Argent figures to funnel prospects to Turnage through its informal relationship with Origin Bank. The CEOs of both companies – Argent's Kyle McDonald and Origin's Drake Mills – are old college friends from Louisiana Tech.
"They're both big Bulldogs," Turnage, who graduated from the University of North Texas, says. "I've had to learn all this vernacular." Origin doesn't have its own trust or wealth management group, but instead works through alliances with other firms. It's not had such a relationship in Fort Worth until Turnage opened the Argent office.
Turnage, 58, who has more than 35 years in banking, was unexpectedly cast into the job market by Frost's decision. "It was a total surprise," she says. "It was the best year we ever had."

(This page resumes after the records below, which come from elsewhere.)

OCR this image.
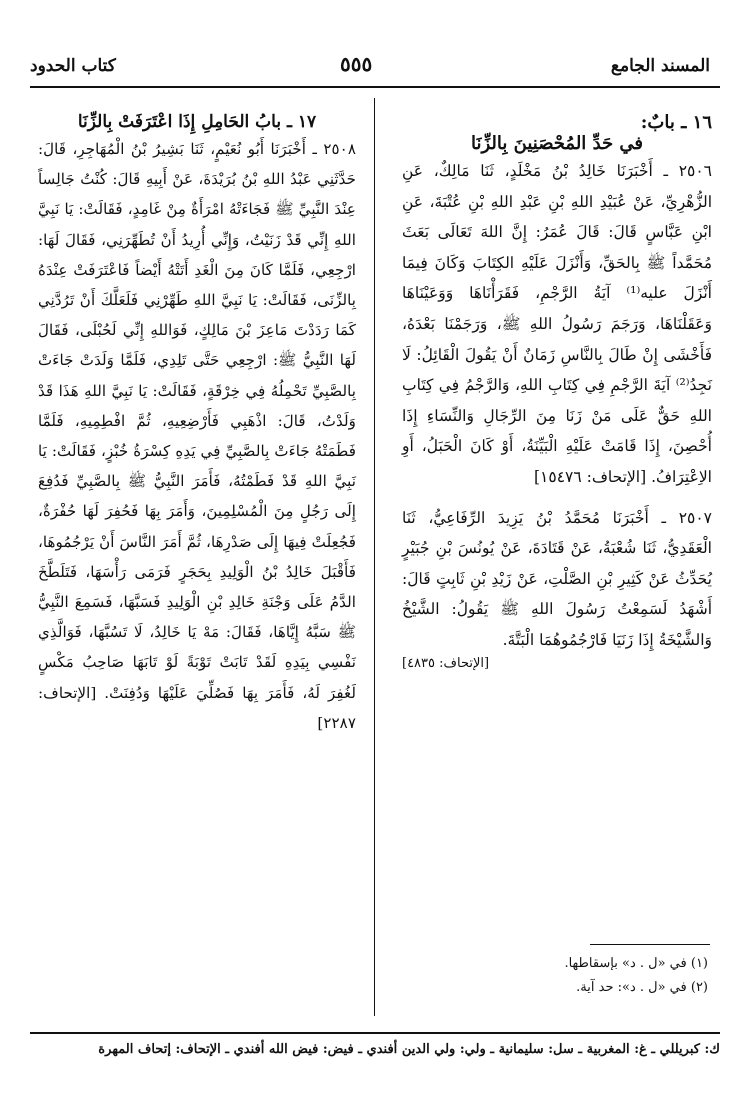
المسند الجامع
٥٥٥
كتاب الحدود
١٦ ـ بابٌ:
في حَدِّ المُحْصَنِينَ بِالزِّنَا

٢٥٠٦ ـ أَخْبَرَنَا خَالِدُ بْنُ مَخْلَدٍ، ثَنَا مَالِكٌ، عَنِ الزُّهْرِيِّ، عَنْ عُبَيْدِ اللهِ بْنِ عَبْدِ اللهِ بْنِ عُتْبَةَ، عَنِ ابْنِ عَبَّاسٍ قَالَ: قَالَ عُمَرُ: إِنَّ اللهَ تَعَالَى بَعَثَ مُحَمَّداً ﷺ بِالحَقِّ، وَأَنْزَلَ عَلَيْهِ الكِتَابَ وَكَانَ فِيمَا أَنْزَلَ عليه⁽¹⁾ آيَةُ الرَّجْمِ، فَقَرَأْنَاهَا وَوَعَيْنَاهَا وَعَقَلْنَاهَا، وَرَجَمَ رَسُولُ اللهِ ﷺ، وَرَجَمْنَا بَعْدَهُ، فَأَخْشَى إِنْ طَالَ بِالنَّاسِ زَمَانٌ أَنْ يَقُولَ الْقَائِلُ: لَا نَجِدُ⁽²⁾ آيَةَ الرَّجْمِ فِي كِتَابِ اللهِ، وَالرَّجْمُ فِي كِتَابِ اللهِ حَقٌّ عَلَى مَنْ زَنَا مِنَ الرِّجَالِ وَالنِّسَاءِ إِذَا أُحْصِنَ، إِذَا قَامَتْ عَلَيْهِ الْبَيِّنَةُ، أَوْ كَانَ الْحَبَلُ، أَوِ الاِعْتِرَافُ. [الإتحاف: ١٥٤٧٦]

٢٥٠٧ ـ أَخْبَرَنَا مُحَمَّدُ بْنُ يَزِيدَ الرِّفَاعِيُّ، ثَنَا الْعَقَدِيُّ، ثَنَا شُعْبَةُ، عَنْ قَتَادَةَ، عَنْ يُونُسَ بْنِ جُبَيْرٍ يُحَدِّثُ عَنْ كَثِيرِ بْنِ الصَّلْتِ، عَنْ زَيْدِ بْنِ ثَابِتٍ قَالَ: أَشْهَدُ لَسَمِعْتُ رَسُولَ اللهِ ﷺ يَقُولُ: الشَّيْخُ وَالشَّيْخَةُ إِذَا زَنَيَا فَارْجُمُوهُمَا الْبَتَّةَ.

[الإتحاف: ٤٨٣٥]
١٧ ـ بابُ الحَامِلِ إِذَا اعْتَرَفَتْ بِالزِّنَا

٢٥٠٨ ـ أَخْبَرَنَا أَبُو نُعَيْمٍ، ثَنَا بَشِيرُ بْنُ الْمُهَاجِرِ، قَالَ: حَدَّثَنِي عَبْدُ اللهِ بْنُ بُرَيْدَةَ، عَنْ أَبِيهِ قَالَ: كُنْتُ جَالِساً عِنْدَ النَّبِيِّ ﷺ فَجَاءَتْهُ امْرَأَةٌ مِنْ غَامِدٍ، فَقَالَتْ: يَا نَبِيَّ اللهِ إِنِّي قَدْ زَنَيْتُ، وَإِنِّي أُرِيدُ أَنْ تُطَهِّرَنِي، فَقَالَ لَهَا: ارْجِعِي، فَلَمَّا كَانَ مِنَ الْغَدِ أَتَتْهُ أَيْضاً فَاعْتَرَفَتْ عِنْدَهُ بِالزِّنَى، فَقَالَتْ: يَا نَبِيَّ اللهِ طَهِّرْنِي فَلَعَلَّكَ أَنْ تَرُدَّنِي كَمَا رَدَدْتَ مَاعِزَ بْنَ مَالِكٍ، فَوَاللهِ إِنِّي لَحُبْلَى، فَقَالَ لَهَا النَّبِيُّ ﷺ: ارْجِعِي حَتَّى تَلِدِي، فَلَمَّا وَلَدَتْ جَاءَتْ بِالصَّبِيِّ تَحْمِلُهُ فِي خِرْقَةٍ، فَقَالَتْ: يَا نَبِيَّ اللهِ هَذَا قَدْ وَلَدْتُ، قَالَ: اذْهَبِي فَأَرْضِعِيهِ، ثُمَّ افْطِمِيهِ، فَلَمَّا فَطَمَتْهُ جَاءَتْ بِالصَّبِيِّ فِي يَدِهِ كِسْرَةُ خُبْزٍ، فَقَالَتْ: يَا نَبِيَّ اللهِ قَدْ فَطَمْتُهُ، فَأَمَرَ النَّبِيُّ ﷺ بِالصَّبِيِّ فَدُفِعَ إِلَى رَجُلٍ مِنَ الْمُسْلِمِينَ، وَأَمَرَ بِهَا فَحُفِرَ لَهَا حُفْرَةٌ، فَجُعِلَتْ فِيهَا إِلَى صَدْرِهَا، ثُمَّ أَمَرَ النَّاسَ أَنْ يَرْجُمُوهَا، فَأَقْبَلَ خَالِدُ بْنُ الْوَلِيدِ بِحَجَرٍ فَرَمَى رَأْسَهَا، فَتَلَطَّخَ الدَّمُ عَلَى وَجْنَةِ خَالِدِ بْنِ الْوَلِيدِ فَسَبَّهَا، فَسَمِعَ النَّبِيُّ ﷺ سَبَّهُ إِيَّاهَا، فَقَالَ: مَهْ يَا خَالِدُ، لَا تَسُبَّهَا، فَوَالَّذِي نَفْسِي بِيَدِهِ لَقَدْ تَابَتْ تَوْبَةً لَوْ تَابَهَا صَاحِبُ مَكْسٍ لَغُفِرَ لَهُ، فَأَمَرَ بِهَا فَصُلِّيَ عَلَيْهَا وَدُفِنَتْ. [الإتحاف: ٢٢٨٧]

(١) في «ل . د» بإسقاطها.
(٢) في «ل . د»: حد آية.
ك: كبريللي ـ غ: المغربية ـ سل: سليمانية ـ ولي: ولي الدين أفندي ـ فيض: فيض الله أفندي ـ الإتحاف: إتحاف المهرة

Turnage says she spent a short time having a "pity party, which lasted two weeks. Then I started getting calls." She was at Frost for so long, she says, "nobody calls you anymore. You're so loyal, you won't move."
Connected to McDonald, she drove to East Texas to meet him. "After five minutes, I thought I knew him my whole life," she says.
Argent provides full services for individuals, businesses and institutions. It's 50 percent owned by employees. Early this summer, it won a 2018 Stevie Bronze in the American Business Awards Company of the Year financial services category. New job in hand, Turnage says she took some time off. "I had to go to Rangers training camp before I would start," says Turnage.
Argent took her direction on where to set up camp in Fort Worth. Turnage says she'll run Argent's service with the same "high-touch" feel she did at Frost. "Whatever one of my clients needs in their financial management, Argent has it," she says. "Or if they don't have it, they get it done."
Net worth of her individual clients typically ranges between $500,000 and $1 million. "But I have worked for people who had much less. They just had a need." Working with multi-generational families, like other advisors, she takes on younger family members with lower net worths. "If we're working with an extended family, we want to take care of them."